Richard Daniels
- Tom Odlin
- Jun 10
- 1 min read
Updated: Jun 13
Richard Daniels Has Arrived. And He’s Brought Something Odd.
Richard Daniels captured attention with his debut Earth: A Beginner’s Guide to Unwitching. It's a strange, dryly funny, quietly magical novel that plays with fantasy tropes by politely refusing to follow any of them.
There are no epic quests here. No chosen ones. No world-ending threats. Instead, Daniels builds a world where magic is tangled up in paperwork, rituals are deeply inconvenient, and the rules of unwitching are just as bureaucratic as anything else. The tone is calm, but the unease is constant. His world feels lived-in and slightly askew, like a fairy tale that wandered too far into real life and forgot how to get back.

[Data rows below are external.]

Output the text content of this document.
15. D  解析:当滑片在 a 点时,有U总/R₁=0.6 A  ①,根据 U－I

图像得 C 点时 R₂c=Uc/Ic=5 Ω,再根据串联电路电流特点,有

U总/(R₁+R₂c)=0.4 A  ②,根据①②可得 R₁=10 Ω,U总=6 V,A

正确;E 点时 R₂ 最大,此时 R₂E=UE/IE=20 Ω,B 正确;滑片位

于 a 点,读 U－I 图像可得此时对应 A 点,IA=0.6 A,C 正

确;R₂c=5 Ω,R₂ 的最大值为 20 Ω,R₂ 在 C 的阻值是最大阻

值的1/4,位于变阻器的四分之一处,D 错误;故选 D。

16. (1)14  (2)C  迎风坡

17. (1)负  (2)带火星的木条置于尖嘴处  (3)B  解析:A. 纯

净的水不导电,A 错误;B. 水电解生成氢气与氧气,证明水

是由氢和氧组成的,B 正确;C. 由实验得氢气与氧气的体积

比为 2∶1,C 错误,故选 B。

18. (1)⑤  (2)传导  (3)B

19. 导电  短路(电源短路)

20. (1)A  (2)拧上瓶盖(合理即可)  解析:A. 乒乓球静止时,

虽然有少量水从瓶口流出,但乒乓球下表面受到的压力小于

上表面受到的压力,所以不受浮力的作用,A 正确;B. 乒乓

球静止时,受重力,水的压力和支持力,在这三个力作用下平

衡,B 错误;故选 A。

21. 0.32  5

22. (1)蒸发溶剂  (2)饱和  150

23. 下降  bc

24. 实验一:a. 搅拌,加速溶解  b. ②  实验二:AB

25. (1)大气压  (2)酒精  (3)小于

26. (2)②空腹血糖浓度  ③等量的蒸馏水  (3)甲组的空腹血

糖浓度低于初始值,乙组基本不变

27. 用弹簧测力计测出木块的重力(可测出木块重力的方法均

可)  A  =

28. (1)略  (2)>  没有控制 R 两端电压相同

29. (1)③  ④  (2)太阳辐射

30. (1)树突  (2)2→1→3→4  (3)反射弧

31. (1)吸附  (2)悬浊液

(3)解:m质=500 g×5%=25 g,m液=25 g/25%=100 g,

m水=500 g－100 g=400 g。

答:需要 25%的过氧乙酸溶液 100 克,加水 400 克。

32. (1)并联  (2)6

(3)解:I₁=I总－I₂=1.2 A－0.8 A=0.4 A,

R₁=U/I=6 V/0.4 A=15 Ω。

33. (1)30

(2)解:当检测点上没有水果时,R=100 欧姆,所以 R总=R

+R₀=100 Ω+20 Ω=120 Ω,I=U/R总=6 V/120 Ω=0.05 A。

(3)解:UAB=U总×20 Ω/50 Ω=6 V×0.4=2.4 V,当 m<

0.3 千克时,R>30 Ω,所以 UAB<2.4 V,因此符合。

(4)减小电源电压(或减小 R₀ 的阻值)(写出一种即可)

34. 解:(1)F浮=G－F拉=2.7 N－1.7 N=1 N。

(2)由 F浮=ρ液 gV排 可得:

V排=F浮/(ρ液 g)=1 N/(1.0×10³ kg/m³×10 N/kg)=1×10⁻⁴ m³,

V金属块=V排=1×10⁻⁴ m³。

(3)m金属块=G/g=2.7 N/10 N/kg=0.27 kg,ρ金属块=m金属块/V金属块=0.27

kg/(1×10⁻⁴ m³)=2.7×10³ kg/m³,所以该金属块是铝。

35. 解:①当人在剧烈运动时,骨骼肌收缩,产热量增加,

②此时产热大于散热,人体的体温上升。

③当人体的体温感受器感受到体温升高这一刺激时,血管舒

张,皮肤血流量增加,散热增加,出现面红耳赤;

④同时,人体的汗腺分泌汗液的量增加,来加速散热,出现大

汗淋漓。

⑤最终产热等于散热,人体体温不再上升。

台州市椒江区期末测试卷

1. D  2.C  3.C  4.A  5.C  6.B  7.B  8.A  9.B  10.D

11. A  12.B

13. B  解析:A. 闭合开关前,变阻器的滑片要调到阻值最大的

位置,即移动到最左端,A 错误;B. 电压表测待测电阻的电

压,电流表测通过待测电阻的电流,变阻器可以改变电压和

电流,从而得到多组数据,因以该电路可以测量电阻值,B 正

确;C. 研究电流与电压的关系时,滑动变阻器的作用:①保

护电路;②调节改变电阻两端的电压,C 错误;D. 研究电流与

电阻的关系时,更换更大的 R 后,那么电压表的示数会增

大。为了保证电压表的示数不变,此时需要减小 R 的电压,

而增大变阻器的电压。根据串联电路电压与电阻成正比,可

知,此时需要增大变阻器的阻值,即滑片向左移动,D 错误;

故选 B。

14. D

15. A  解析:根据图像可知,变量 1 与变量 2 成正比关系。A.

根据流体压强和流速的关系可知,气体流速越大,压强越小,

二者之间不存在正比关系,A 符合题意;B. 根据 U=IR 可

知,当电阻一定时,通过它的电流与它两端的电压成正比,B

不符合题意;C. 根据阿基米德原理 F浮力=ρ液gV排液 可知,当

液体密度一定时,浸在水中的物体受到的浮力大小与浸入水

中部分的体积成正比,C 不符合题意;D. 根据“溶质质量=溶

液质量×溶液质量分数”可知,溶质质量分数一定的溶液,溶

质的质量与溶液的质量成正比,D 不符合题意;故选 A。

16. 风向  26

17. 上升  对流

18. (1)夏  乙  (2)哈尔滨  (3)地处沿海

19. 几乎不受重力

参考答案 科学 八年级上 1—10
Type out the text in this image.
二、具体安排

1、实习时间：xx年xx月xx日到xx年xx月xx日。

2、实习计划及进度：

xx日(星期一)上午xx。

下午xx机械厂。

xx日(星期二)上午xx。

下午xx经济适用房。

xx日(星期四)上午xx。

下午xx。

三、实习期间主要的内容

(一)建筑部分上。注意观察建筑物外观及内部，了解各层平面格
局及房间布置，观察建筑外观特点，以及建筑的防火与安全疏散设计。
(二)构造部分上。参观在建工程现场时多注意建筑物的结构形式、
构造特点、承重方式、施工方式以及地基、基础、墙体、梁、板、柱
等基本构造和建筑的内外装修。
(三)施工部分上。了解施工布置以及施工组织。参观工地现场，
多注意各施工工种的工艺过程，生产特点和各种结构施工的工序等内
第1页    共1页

Daniels writes with sharp restraint. The prose is spare, deliberate, and lightly unsettling. Beneath the dry humor, something quietly uncanny pulses. You don’t always notice when a scene shifts from funny to eerie. Then suddenly, you’re somewhere you didn’t expect to be.
What makes Earth to Earth stand out isn’t just its oddness. It’s the confidence. Daniels trusts his readers to find the tension inside the silences, to accept that not every question gets an answer, and that sometimes the most unsettling magic is the kind that feels almost plausible.
In a genre full of noise, Daniels brings stillness. And just enough unease to keep you from ever feeling fully comfortable.
It’s a debut that doesn’t just demand attention. It earns it.